Mediocre NFS read performance

no_connection

Patron
Joined
Dec 15, 2013
Messages
480
When reading sequential we already queue up enough to know what comes next until the read is done (unless you request data at a slower rate than discs can read).
Might not be thinking of the same thing with "read ahead". What you described sounds more like regular intelligent queue than predictivly read stuff the user might request in the future which in this case would come at the expense of reading what the user wants now. Like adding pit stops at the way picking stuff up that might get used.
 

jgreco

Resident Grinch
Joined
May 29, 2011
Messages
18,680
The question here is about how to get faster read speeds of sequential data.

Your statement, "at the expense of reading what the user wants now" is a nonissue, because you already have that in cache, so there is no "expense" or risk there, and the fact that the user was reading the file at high velocity led to that being cached, and the only real risk is that the user MIGHT screech to a grinding halt at the current block, which makes speculative read-ahead a slight risk in that it could be forcing other useful data out of the ARC. But if you're reading a 50GB file, and you've gotten 10GB into it, sequentially and at high speed, there probably isn't a huge amount of risk in reading at least the next 1GB speculatively.
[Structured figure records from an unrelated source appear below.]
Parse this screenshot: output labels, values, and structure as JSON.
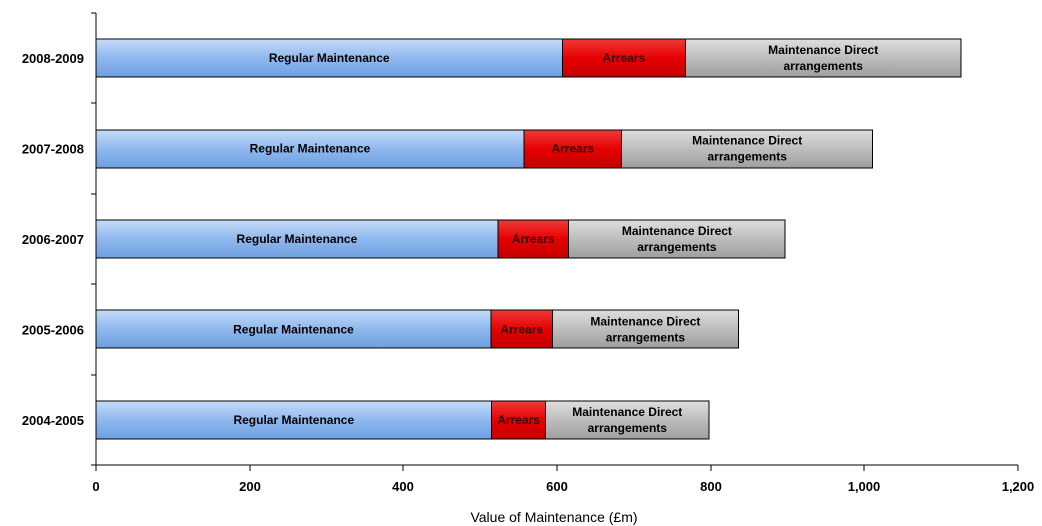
{
  "chart_data": {
    "type": "bar",
    "orientation": "horizontal",
    "stacked": true,
    "categories": [
      "2008-2009",
      "2007-2008",
      "2006-2007",
      "2005-2006",
      "2004-2005"
    ],
    "series": [
      {
        "name": "Regular Maintenance",
        "label_lines": [
          "Regular Maintenance"
        ],
        "color": "#8fb8ee",
        "values": [
          607,
          557,
          523,
          514,
          515
        ]
      },
      {
        "name": "Arrears",
        "label_lines": [
          "Arrears"
        ],
        "color": "#e60000",
        "values": [
          160,
          127,
          92,
          80,
          70
        ]
      },
      {
        "name": "Maintenance Direct arrangements",
        "label_lines": [
          "Maintenance Direct",
          "arrangements"
        ],
        "color": "#bdbdbd",
        "values": [
          359,
          327,
          282,
          242,
          213
        ]
      }
    ],
    "xlabel": "Value of Maintenance (£m)",
    "ylabel": "",
    "xlim": [
      0,
      1200
    ],
    "x_ticks": [
      0,
      200,
      400,
      600,
      800,
      1000,
      1200
    ],
    "x_tick_labels": [
      "0",
      "200",
      "400",
      "600",
      "800",
      "1,000",
      "1,200"
    ],
    "grid": false,
    "legend": "none"
  }
}
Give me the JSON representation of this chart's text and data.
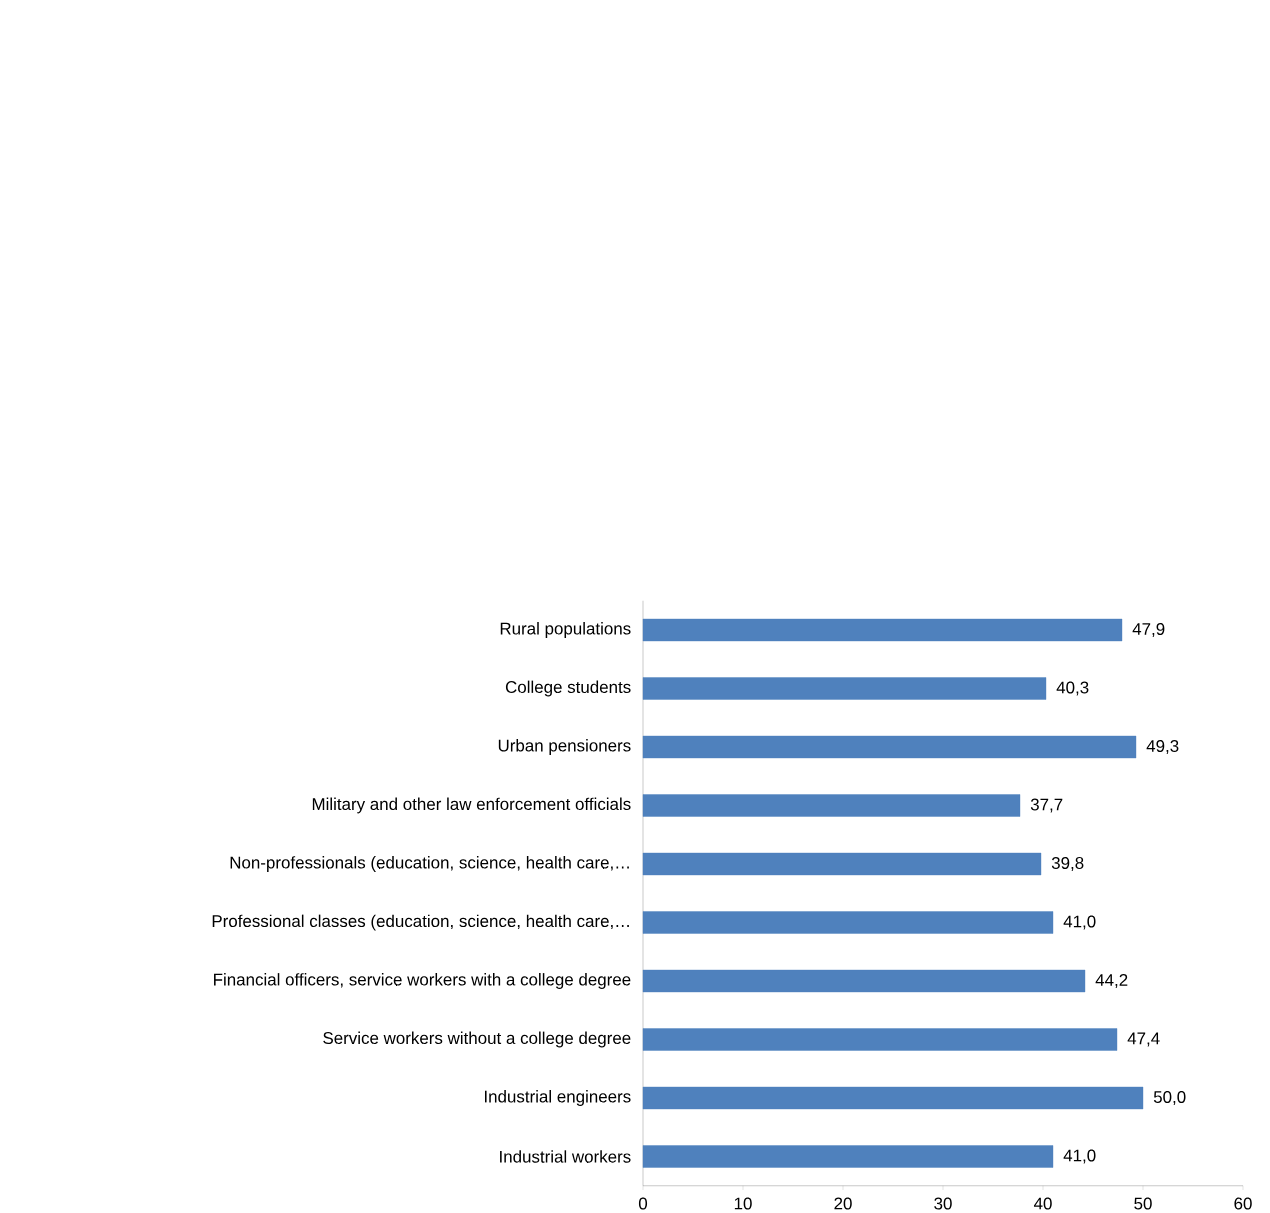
{
  "chart_data": {
    "type": "bar",
    "orientation": "horizontal",
    "categories": [
      "Rural populations",
      "College students",
      "Urban pensioners",
      "Military and other law enforcement officials",
      "Non-professionals (education, science, health care,…",
      "Professional classes (education, science, health care,…",
      "Financial officers, service workers with a college degree",
      "Service workers without a college degree",
      "Industrial engineers",
      "Industrial workers"
    ],
    "values": [
      47.9,
      40.3,
      49.3,
      37.7,
      39.8,
      41.0,
      44.2,
      47.4,
      50.0,
      41.0
    ],
    "value_labels": [
      "47,9",
      "40,3",
      "49,3",
      "37,7",
      "39,8",
      "41,0",
      "44,2",
      "47,4",
      "50,0",
      "41,0"
    ],
    "color": "#4f81bd",
    "xlim": [
      0,
      60
    ],
    "xticks": [
      0,
      10,
      20,
      30,
      40,
      50,
      60
    ]
  }
}
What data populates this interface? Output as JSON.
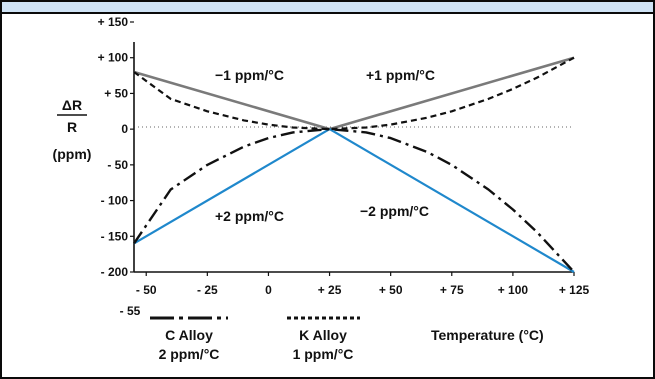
{
  "chart_data": {
    "type": "line",
    "x_ticks": [
      "- 50",
      "- 25",
      "0",
      "+ 25",
      "+ 50",
      "+ 75",
      "+ 100",
      "+ 125"
    ],
    "x_tick_values": [
      -50,
      -25,
      0,
      25,
      50,
      75,
      100,
      125
    ],
    "x_extra_label": "- 55",
    "xlim": [
      -55,
      125
    ],
    "y_ticks": [
      "+ 150",
      "+ 100",
      "+ 50",
      "0",
      "- 50",
      "- 100",
      "- 150",
      "- 200"
    ],
    "y_tick_values": [
      150,
      100,
      50,
      0,
      -50,
      -100,
      -150,
      -200
    ],
    "ylim": [
      -200,
      150
    ],
    "ylabel_top": "ΔR",
    "ylabel_bottom": "R",
    "ylabel_unit": "(ppm)",
    "xlabel": "Temperature (°C)",
    "grid": false,
    "reference_point": [
      25,
      0
    ],
    "series": [
      {
        "key": "plus1",
        "style": "solid-gray",
        "color": "#7a7a7a",
        "x": [
          25,
          125
        ],
        "y": [
          0,
          100
        ]
      },
      {
        "key": "minus1",
        "style": "solid-gray",
        "color": "#7a7a7a",
        "x": [
          -55,
          25
        ],
        "y": [
          80,
          0
        ]
      },
      {
        "key": "plus2",
        "style": "solid-blue",
        "color": "#1f88cc",
        "x": [
          -55,
          25
        ],
        "y": [
          -160,
          0
        ]
      },
      {
        "key": "minus2",
        "style": "solid-blue",
        "color": "#1f88cc",
        "x": [
          25,
          125
        ],
        "y": [
          0,
          -200
        ]
      },
      {
        "key": "k_alloy",
        "style": "dashed-black",
        "color": "#111111",
        "x": [
          -55,
          -40,
          -25,
          -10,
          0,
          10,
          25,
          40,
          50,
          65,
          75,
          90,
          100,
          110,
          125
        ],
        "y": [
          80,
          42.3,
          25,
          12.3,
          6.3,
          2.3,
          0,
          2.3,
          6.3,
          16,
          25,
          42.3,
          56.3,
          72.3,
          100
        ]
      },
      {
        "key": "c_alloy",
        "style": "dashdot-black",
        "color": "#111111",
        "x": [
          -55,
          -40,
          -25,
          -10,
          0,
          10,
          25,
          40,
          50,
          65,
          75,
          90,
          100,
          110,
          125
        ],
        "y": [
          -160,
          -84.5,
          -50,
          -24.5,
          -12.5,
          -4.5,
          0,
          -4.5,
          -12.5,
          -32,
          -50,
          -84.5,
          -112.5,
          -144.5,
          -200
        ]
      }
    ],
    "annotations": [
      "−1 ppm/°C",
      "+1 ppm/°C",
      "+2 ppm/°C",
      "−2 ppm/°C"
    ],
    "legend": [
      {
        "name": "C Alloy",
        "sub": "2 ppm/°C",
        "style": "dashdot-black"
      },
      {
        "name": "K Alloy",
        "sub": "1 ppm/°C",
        "style": "dashed-black"
      }
    ]
  }
}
In practice, ZFS doesn't seem to do as much speculation as it could, which is what is causing the OP's question. From a "naive" perspective, the average person might kinda expect that if you have 12 disks in a RAID5, with a tight interleave like 64K, that you would get read-ahead behavior that is at least 50% of the I/O capacity of the underlying disks, because this is how it actually does work with hardware RAID controllers. This is devastating to concurrent performance, of course, but great for benchmarks. ZFS optimizes more for concurrent performance and avoids swamping the pool with a single client's requests. Both methods have their ups and downs.